Но вот однажды бессмертный император стоял на холме, созерцая, как семь народов убивают друг друга. Он думал о том, весь ли мир будет принадлежать ему, или только половина его, когда Азраил пронесся над ним, задел его кончиком крыла и столкнул в Океан. Услыхав шум его падения, умирающие властители поднялись на смертном одре, и, протянув крючковатые пальцы, все царственные пауки разорвали Европу на части, а из пурпурной тоги Цезаря сшили себе наряд Арлекина.
Подобно тому как путник идет день и ночь под дождем и под солнцем, не замечая ни опасностей, ни утомления, пока он в дороге, и, только оказавшись в кругу семьи, у очага, испытывает беспредельную усталость и едва добирается до постели, — так Франция, вдова Цезаря, внезапно ощутила свою рану. Она ослабела и заснула таким глубоким сном, что ее старые короли, сочтя ее мертвой, надели на нее белый саван. Старая поседевшая армия, выбившись из сил, вернулась домой, и в очагах покинутых замков вновь зажглось унылое пламя.

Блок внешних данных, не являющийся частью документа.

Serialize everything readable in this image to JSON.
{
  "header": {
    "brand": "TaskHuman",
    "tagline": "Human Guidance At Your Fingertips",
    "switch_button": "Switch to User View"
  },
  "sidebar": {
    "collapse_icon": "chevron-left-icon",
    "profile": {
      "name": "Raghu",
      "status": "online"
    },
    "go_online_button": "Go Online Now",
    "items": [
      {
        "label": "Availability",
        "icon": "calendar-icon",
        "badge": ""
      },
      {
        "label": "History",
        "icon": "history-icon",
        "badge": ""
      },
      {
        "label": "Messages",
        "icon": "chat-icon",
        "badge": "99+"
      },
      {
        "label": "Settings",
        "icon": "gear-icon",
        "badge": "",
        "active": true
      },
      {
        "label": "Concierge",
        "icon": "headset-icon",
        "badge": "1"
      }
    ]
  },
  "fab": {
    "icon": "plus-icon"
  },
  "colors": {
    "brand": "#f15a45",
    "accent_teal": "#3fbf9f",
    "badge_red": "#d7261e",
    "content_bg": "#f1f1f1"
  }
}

Тогда эти воины Империи, которые столько странствовали и столько убивали, обняли своих исхудавших жен и заговорили о первой любви. Они посмотрелись в ручьи своих родных полей и увидели себя такими старыми и изуродованными, что вспомнили про своих сыновей, которые могли бы закрыть им глаза, и спросили, где они. Мальчики вышли из коллежей и, не видя более ни сабель, ни кирас, ни пехотинцев, ни кавалеристов, в свою очередь спросили, где же их отцы. Но им ответили, что война кончена, что Цезарь умер и что портреты Веллингтона и Блюхера висят теперь в передних французских консульств и посольств с надписью «Salvatoribus mundi».[1]
И тогда на развалинах мира уселась встревоженная юность. Все эти Дети были каплями горячей крови, затопившей землю. Они родились в чреве войны и для войны. Пятнадцать лет мечтали они о снегах Москвы и о солнце пирамид. Они никогда не выходили за пределы своих городов, но им сказали, что через каждую заставу этих городов можно попасть в одну из европейских столиц, и мысленно они владели всем миром. И вот они смотрели на землю, на небо, на улицы и дороги: везде было пусто — только звон церковных колоколов раздавался где-то вдали.
Бледные призраки в черных одеяниях медленно ходили по деревням. Иные стучались в двери, а когда им открывали, они вынимали из карманов длинные потертые пергамента и выгоняли жителей из их домов. Со всех сторон прибывали люди, все еще дрожащие от страха, который охватил их двадцать лет назад, когда они отсюда уходили. Все чего-то требовали, спорили и кричали. Удивительно, что одна смерть могла привлечь столько воронов.